Third Rock Ventures was in the enviable position of turning away some institutional investors when the life sciences venture firm recently closed on $516 million for its third venture fund.
So first let me say, “Congratulations!” to team Third Rock.
Mark Levin has demonstrated at Third Rock and as the chairman and CEO of Cambridge, MA-based Millennium Pharmaceuticals that he can generate excitement around the commercial potential of cutting-edge science like no one else in the business.
However, despite the impressive vote of confidence from the institutional investment community, Third Rock has yet to prove their investment model. To do that, they must demonstrate they can reliably provide cash-in-cash-out returns to those investors sufficient to justify the risk and illiquidity of investing in early stage pharmaceuticals. For that to happen, Third Rock has to sell companies, which takes longer and is even harder than selling individual products to pharma.
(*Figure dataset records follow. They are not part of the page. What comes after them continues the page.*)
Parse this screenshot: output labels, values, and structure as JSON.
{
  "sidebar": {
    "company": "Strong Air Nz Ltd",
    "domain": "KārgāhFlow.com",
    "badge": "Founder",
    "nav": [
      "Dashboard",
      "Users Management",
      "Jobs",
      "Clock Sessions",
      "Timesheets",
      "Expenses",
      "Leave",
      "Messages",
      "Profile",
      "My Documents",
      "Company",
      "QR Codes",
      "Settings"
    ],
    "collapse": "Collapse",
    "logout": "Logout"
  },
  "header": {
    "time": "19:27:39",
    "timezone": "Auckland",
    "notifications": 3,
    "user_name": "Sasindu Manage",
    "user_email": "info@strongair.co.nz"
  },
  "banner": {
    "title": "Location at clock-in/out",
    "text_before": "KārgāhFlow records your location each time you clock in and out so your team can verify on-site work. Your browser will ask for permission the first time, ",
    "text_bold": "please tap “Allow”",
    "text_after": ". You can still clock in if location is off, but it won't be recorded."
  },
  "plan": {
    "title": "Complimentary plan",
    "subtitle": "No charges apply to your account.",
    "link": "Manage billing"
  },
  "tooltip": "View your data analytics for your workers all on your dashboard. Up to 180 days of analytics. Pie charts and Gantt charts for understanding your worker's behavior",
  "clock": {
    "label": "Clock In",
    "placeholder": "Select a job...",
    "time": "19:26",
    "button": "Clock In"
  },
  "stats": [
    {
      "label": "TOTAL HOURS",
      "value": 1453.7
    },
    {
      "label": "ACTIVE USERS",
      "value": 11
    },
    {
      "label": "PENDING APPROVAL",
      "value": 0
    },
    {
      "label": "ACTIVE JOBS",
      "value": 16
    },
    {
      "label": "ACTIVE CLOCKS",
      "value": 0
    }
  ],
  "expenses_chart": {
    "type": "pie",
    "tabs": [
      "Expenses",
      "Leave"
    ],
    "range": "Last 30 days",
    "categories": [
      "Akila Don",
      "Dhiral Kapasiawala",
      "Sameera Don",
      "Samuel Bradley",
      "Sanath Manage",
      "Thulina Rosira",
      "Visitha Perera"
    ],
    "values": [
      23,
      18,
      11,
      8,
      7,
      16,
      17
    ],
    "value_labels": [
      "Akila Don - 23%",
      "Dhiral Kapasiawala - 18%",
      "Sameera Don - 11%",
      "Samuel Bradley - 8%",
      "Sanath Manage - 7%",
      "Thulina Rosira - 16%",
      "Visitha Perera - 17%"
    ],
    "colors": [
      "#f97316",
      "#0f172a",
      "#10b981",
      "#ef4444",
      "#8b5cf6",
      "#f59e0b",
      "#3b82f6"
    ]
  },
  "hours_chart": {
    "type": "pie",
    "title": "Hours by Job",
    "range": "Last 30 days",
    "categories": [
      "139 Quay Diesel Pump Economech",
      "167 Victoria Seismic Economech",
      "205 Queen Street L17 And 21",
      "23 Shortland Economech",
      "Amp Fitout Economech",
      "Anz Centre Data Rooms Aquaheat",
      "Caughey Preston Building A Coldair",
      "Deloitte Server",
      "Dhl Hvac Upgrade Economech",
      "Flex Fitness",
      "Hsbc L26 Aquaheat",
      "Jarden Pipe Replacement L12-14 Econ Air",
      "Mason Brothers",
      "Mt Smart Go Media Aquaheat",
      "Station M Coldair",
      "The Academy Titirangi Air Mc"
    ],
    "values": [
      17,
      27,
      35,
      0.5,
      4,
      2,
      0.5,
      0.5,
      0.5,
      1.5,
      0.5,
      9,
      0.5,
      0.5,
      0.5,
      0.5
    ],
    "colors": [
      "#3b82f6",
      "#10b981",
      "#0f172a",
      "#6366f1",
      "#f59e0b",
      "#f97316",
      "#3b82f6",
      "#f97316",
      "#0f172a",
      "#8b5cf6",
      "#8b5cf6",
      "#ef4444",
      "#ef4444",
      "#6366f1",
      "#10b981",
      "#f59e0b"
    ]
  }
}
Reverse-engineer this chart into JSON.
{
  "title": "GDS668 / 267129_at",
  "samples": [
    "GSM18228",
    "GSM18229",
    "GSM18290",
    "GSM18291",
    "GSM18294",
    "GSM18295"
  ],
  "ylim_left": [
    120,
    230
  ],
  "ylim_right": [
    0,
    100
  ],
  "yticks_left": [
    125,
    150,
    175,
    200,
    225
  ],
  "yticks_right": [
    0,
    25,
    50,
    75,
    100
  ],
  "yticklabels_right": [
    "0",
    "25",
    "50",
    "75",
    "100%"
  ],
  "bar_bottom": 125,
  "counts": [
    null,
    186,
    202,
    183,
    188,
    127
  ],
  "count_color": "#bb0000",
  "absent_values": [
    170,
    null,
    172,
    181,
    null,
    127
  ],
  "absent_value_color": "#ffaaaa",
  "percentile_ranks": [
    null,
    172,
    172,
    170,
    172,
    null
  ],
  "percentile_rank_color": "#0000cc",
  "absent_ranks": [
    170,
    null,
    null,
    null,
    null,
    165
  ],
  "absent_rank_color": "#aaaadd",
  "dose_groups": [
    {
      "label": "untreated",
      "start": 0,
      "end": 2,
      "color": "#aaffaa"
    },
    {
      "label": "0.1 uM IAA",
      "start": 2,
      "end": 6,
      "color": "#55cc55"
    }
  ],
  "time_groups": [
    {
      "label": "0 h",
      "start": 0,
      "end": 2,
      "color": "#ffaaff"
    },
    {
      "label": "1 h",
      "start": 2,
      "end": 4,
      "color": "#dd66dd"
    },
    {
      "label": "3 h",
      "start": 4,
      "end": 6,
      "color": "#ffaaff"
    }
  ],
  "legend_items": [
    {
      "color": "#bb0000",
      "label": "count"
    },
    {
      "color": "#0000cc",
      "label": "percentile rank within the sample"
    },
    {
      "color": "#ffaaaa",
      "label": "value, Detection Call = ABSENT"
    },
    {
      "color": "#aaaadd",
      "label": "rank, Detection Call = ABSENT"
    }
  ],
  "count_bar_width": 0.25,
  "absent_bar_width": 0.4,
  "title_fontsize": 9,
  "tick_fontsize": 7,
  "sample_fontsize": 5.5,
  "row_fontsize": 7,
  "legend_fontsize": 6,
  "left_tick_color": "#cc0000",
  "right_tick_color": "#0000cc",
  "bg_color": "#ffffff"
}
If Third Rock sticks to the strategy of funding breakthrough platforms rather than products, they are making the implicit assumption that big pharma will want to get back into the discovery and early development business when they buy a Third Rock company. Otherwise the old venture adage applies: Why buy the cow when you can get the cream? The idea of providing a monopoly or even a major headstart in a particular branch of research hasn’t served the venture community well in the past.
In the 1998 to 2002 time frame, the venture industry proved quite effective at developing platforms—including Levin’s genomics platform at Millennium—in areas like combinatorial chemistry, anti-sense, gene-expression profiling, gene, protein and other “omics” to quote Sydney Brenner.
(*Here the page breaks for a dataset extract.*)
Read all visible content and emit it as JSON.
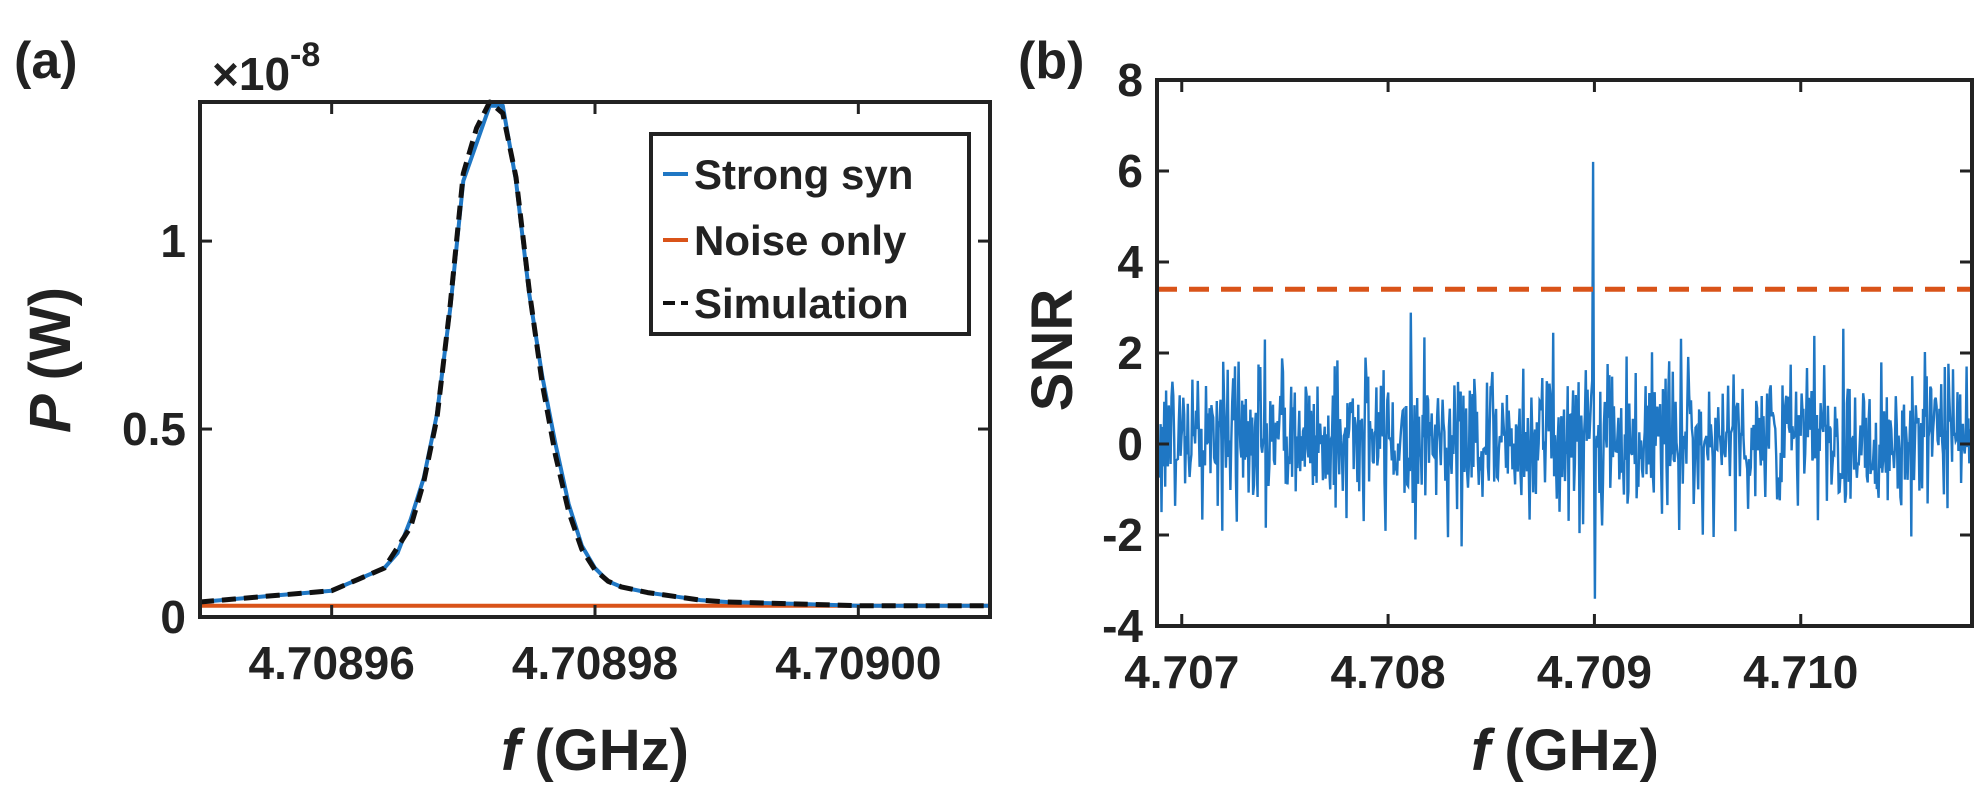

However, the VCs proved far less successful at realizing the value of those platforms and generating returns for their investors. Much, if not most, of the $8.8 billion Takeda paid to acquire Millennium has been ascribed to Millennium’s lead product bortezomib (Velcade), which was not a product of their genomics platform but came with Millennium’s 1999 acquisition of Leukosite.
It’s still relatively early in the game. Levin and co-founders Kevin Starr and Robert Tepper started Third Rock less than six years ago, and it takes most pharmaceutical startups a decade or longer to reach the goal line in terms of creating true value. While Third Rock’s progress in “pharma-time” is clearly impressive, the return multiples from individual investments required for the fund to compete in larger financial market become challenging above five years and virtually prohibitive after ten.
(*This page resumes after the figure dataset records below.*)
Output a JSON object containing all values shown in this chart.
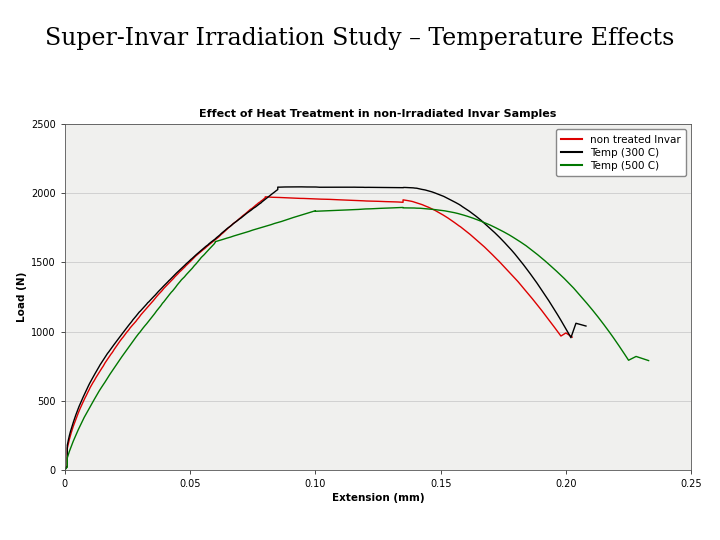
{
  "title": "Super-Invar Irradiation Study – Temperature Effects",
  "inner_title": "Effect of Heat Treatment in non-Irradiated Invar Samples",
  "xlabel": "Extension (mm)",
  "ylabel": "Load (N)",
  "xlim": [
    0,
    0.25
  ],
  "ylim": [
    0,
    2500
  ],
  "xticks": [
    0,
    0.05,
    0.1,
    0.15,
    0.2,
    0.25
  ],
  "yticks": [
    0,
    500,
    1000,
    1500,
    2000,
    2500
  ],
  "legend_labels": [
    "non treated Invar",
    "Temp (300 C)",
    "Temp (500 C)"
  ],
  "line_colors": [
    "#dd0000",
    "#000000",
    "#007700"
  ],
  "bg_color": "#ffffff",
  "title_fontsize": 17,
  "inner_title_fontsize": 8,
  "axis_label_fontsize": 7.5,
  "tick_fontsize": 7,
  "legend_fontsize": 7.5,
  "outer_axes": [
    0.09,
    0.13,
    0.87,
    0.64
  ],
  "chart_bg": "#f0f0ee"
}
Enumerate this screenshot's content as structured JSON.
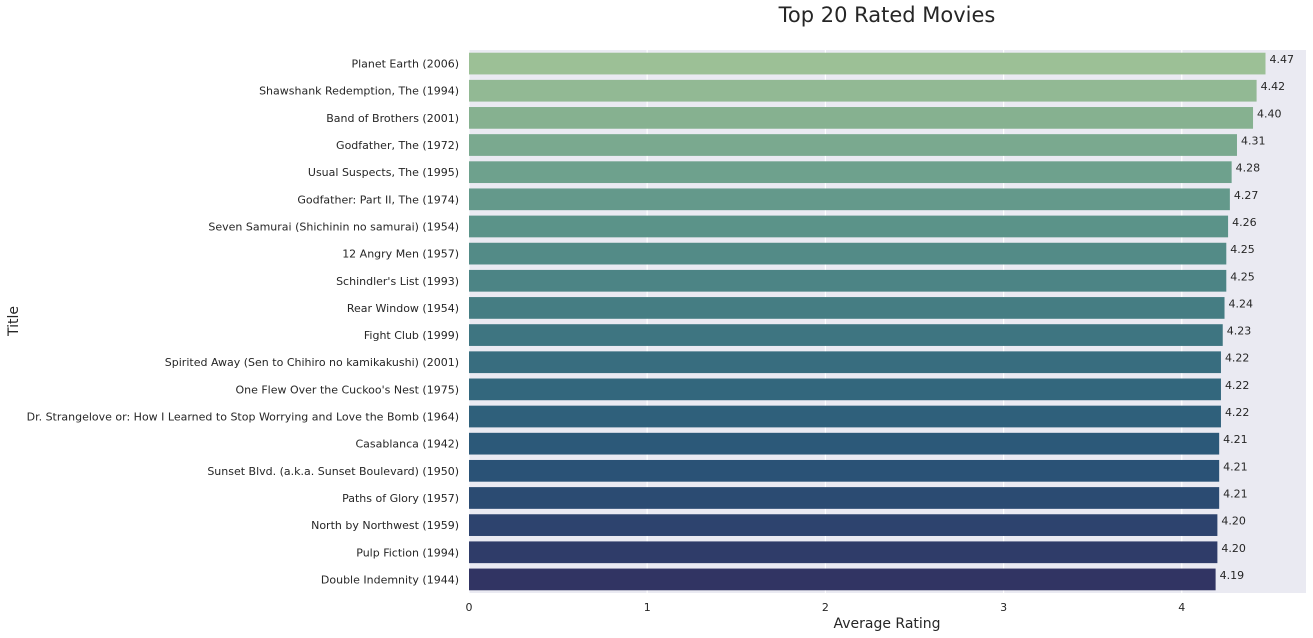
{
  "chart_data": {
    "type": "bar",
    "orientation": "horizontal",
    "title": "Top 20 Rated Movies",
    "xlabel": "Average Rating",
    "ylabel": "Title",
    "xlim": [
      0,
      4.7
    ],
    "xticks": [
      "0",
      "1",
      "2",
      "3",
      "4"
    ],
    "grid": true,
    "categories": [
      "Planet Earth (2006)",
      "Shawshank Redemption, The (1994)",
      "Band of Brothers (2001)",
      "Godfather, The (1972)",
      "Usual Suspects, The (1995)",
      "Godfather: Part II, The (1974)",
      "Seven Samurai (Shichinin no samurai) (1954)",
      "12 Angry Men (1957)",
      "Schindler's List (1993)",
      "Rear Window (1954)",
      "Fight Club (1999)",
      "Spirited Away (Sen to Chihiro no kamikakushi) (2001)",
      "One Flew Over the Cuckoo's Nest (1975)",
      "Dr. Strangelove or: How I Learned to Stop Worrying and Love the Bomb (1964)",
      "Casablanca (1942)",
      "Sunset Blvd. (a.k.a. Sunset Boulevard) (1950)",
      "Paths of Glory (1957)",
      "North by Northwest (1959)",
      "Pulp Fiction (1994)",
      "Double Indemnity (1944)"
    ],
    "values": [
      4.47,
      4.42,
      4.4,
      4.31,
      4.28,
      4.27,
      4.26,
      4.25,
      4.25,
      4.24,
      4.23,
      4.22,
      4.22,
      4.22,
      4.21,
      4.21,
      4.21,
      4.2,
      4.2,
      4.19
    ],
    "value_labels": [
      "4.47",
      "4.42",
      "4.40",
      "4.31",
      "4.28",
      "4.27",
      "4.26",
      "4.25",
      "4.25",
      "4.24",
      "4.23",
      "4.22",
      "4.22",
      "4.22",
      "4.21",
      "4.21",
      "4.21",
      "4.20",
      "4.20",
      "4.19"
    ],
    "colors": [
      "#9cc096",
      "#92b994",
      "#86b190",
      "#7aa98f",
      "#6ea18d",
      "#64998b",
      "#5b9389",
      "#538b87",
      "#4c8485",
      "#457d83",
      "#3e7581",
      "#386d7f",
      "#33677d",
      "#2f607b",
      "#2c5979",
      "#2a5276",
      "#2b4b72",
      "#2d436e",
      "#2f3c69",
      "#313463"
    ],
    "background": "#eaeaf2",
    "gridline_color": "#ffffff"
  }
}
Perhaps Third Rock can do what’s never been done. I wish them well trying. Big pharma, which has a shortage of new drugs under development, needs this kind of support from biotech to address the most pressing challenges and opportunities it faces. We all benefit from successful companies in the sector. However, good works alone are not sufficient to sustain a firm or an industry, as the venture community demonstrated once before. The venture, biotech, and pharmaceutical industries should be pursuing more of these new approaches if we expect to meet the needs of investors and patients and stay in the game.
Standish Fleming is a 29-year veteran of early stage, life sciences investing. He has helped raise and manage six venture funds totaling more than $500 million and served on the boards of 19 venture-backed companies, including Nereus Pharmaceuticals, Ambit Biosciences, Triangle Pharmaceuticals (acquired by Gilead Sciences) and Actigen/Corixa (now part of GSK).